One of the big issues with Flash is that it introduces all sorts of security vulnerabilities, especially if you don’t have the latest security patches and updates. Google has chosen to embrace Flash both in its Chrome browser and Android OS (as opposed to that other company which won’t let Flash anywhere near its iPhones and iPads). But it wants to minimize the security risks posed by Flash. Today, it is releasing a new version of the Chrome browser for Windows in its beta channel which sandboxes Flash and other extensions. (New versions of chrome are released simultaneously in three channels: developer, beta, and stable). Sandboxing will come to the Mac and Linux versions soon.

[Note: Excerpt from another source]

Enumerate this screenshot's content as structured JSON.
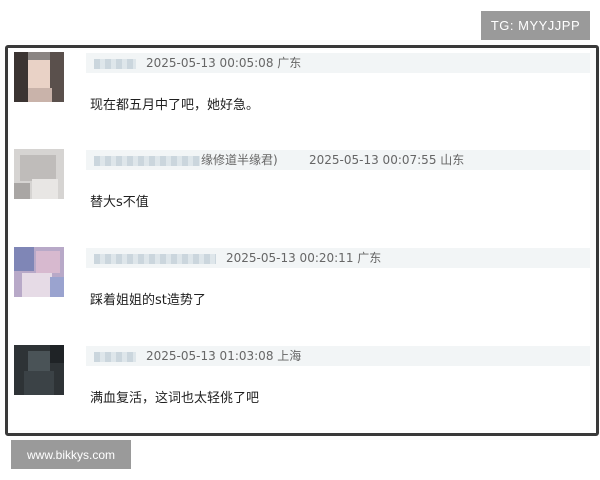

Google previewed these changes during its big Chrome event about a week ago, and it’s been talking about sandboxing Flash at least since March.
Sandboxing isolates websites and applications so that malware doesn’t spread beyond that tab to other parts of your computer. Plug-ins are a huge security hole, which Chrome is attempting to contain. Chrome will also now automatically update Flash for all security patches. With 120 million Chrome users worldwide, this will go far towards making Flash safer. Now if only they could keep Flash from crashing Chrome altogether, that would be something.
In addition to the sandboxing feature, the beta version for Windows will also start loading frequently visited websites when you start tying the URL into the address bar. The page will load before you even finish typing the URL or hit enter. It is like Google Instant for browsing.